Use the Sandwich Theorem to obtain the limit of 2 Sin x / x when x is 0

To evaluate the limit of 2sin(x)/x as x approaches 0 using the Sandwich Theorem (also known as the Squeeze Theorem or Pinching Theorem), we need to find two functions that "sandwich" the given function and whose limits are equal as x approaches 0.

The Sandwich Theorem states that if f(x) ≤ g(x) ≤ h(x) for all x in a certain interval (except possibly at x = c), and the limits of f(x) and h(x) as x approaches c are both L, then the limit of g(x) as x approaches c is also L.

In this case, we have the function f(x) = -2/x and h(x) = 2/x.
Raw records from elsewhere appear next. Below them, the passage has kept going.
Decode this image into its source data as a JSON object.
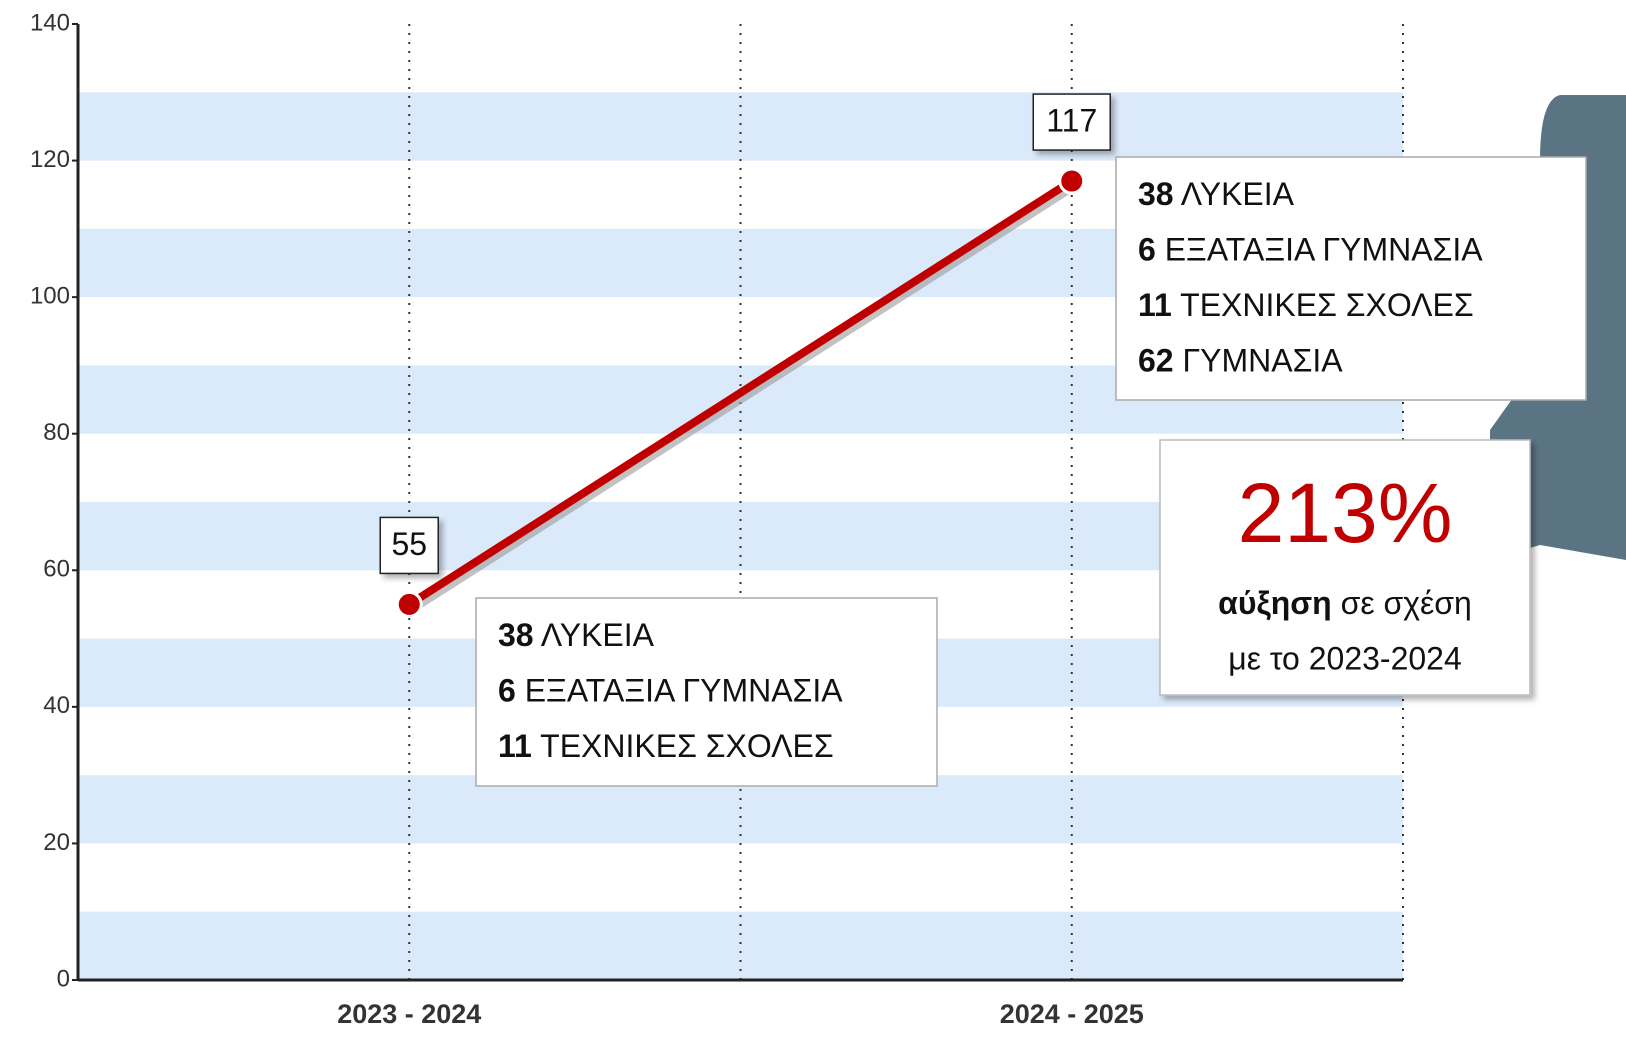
{
  "chart_data": {
    "type": "line",
    "categories": [
      "2023 - 2024",
      "2024 - 2025"
    ],
    "series": [
      {
        "color": "#c00000",
        "values": [
          55,
          117
        ]
      }
    ],
    "ylim": [
      0,
      140
    ],
    "yticks": [
      0,
      20,
      40,
      60,
      80,
      100,
      120,
      140
    ],
    "stripes": true,
    "stripe_color": "#dbeafb",
    "grid": true,
    "annotations": [
      {
        "lines": [
          {
            "number": 38,
            "label": "ΛΥΚΕΙΑ"
          },
          {
            "number": 6,
            "label": "ΕΞΑΤΑΞΙΑ ΓΥΜΝΑΣΙΑ"
          },
          {
            "number": 11,
            "label": "ΤΕΧΝΙΚΕΣ ΣΧΟΛΕΣ"
          }
        ]
      },
      {
        "lines": [
          {
            "number": 38,
            "label": "ΛΥΚΕΙΑ"
          },
          {
            "number": 6,
            "label": "ΕΞΑΤΑΞΙΑ ΓΥΜΝΑΣΙΑ"
          },
          {
            "number": 11,
            "label": "ΤΕΧΝΙΚΕΣ ΣΧΟΛΕΣ"
          },
          {
            "number": 62,
            "label": "ΓΥΜΝΑΣΙΑ"
          }
        ]
      }
    ],
    "highlight": {
      "figure": "213%",
      "bold": "αύξηση",
      "text": [
        "σε σχέση",
        "με το 2023-2024"
      ]
    }
  }
}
Let's find their limits as x approaches 0:

1. Limit of f(x) as x approaches 0:
lim[x->0] (-2/x) = negative infinity (∞)

2. Limit of h(x) as x approaches 0:
lim[x->0] (2/x) = positive infinity (∞)

Since f(x) approaches negative infinity and h(x) approaches positive infinity as x approaches 0, we need to find a function g(x) that lies between f(x) and h(x) and has the same limit as x approaches 0.

Now, let's consider the function g(x) = 2sin(x)/x. To apply the Sandwich Theorem, we need to prove that g(x) is always between f(x) and h(x) for x near 0.

Since -1 ≤ sin(x) ≤ 1 for all x, we can rewrite g(x) as:
-2/x ≤ 2sin(x)/x ≤ 2/x

Now, let's find the limits of f(x), g(x), and h(x) as x approaches 0:

1. Limit of f(x) as x approaches 0:
lim[x->0] (-2/x) = negative infinity (∞)

2. Limit of g(x) as x approaches 0:
There is a well-known limit:
lim[x->0] (sin(x)/x) = 1

We multiply this limit by 2:
lim[x->0] (2(sin(x)/x)) = 2(1) = 2

3. Limit of h(x) as x approaches 0:
lim[x->0] (2/x) = positive infinity (∞)

Since f(x) approaches negative infinity and h(x) approaches positive infinity, and g(x) is always between f(x) and h(x), we can conclude that the limit of g(x) as x approaches 0 is also 2.

Therefore, the limit of 2sin(x)/x as x approaches 0 is 2.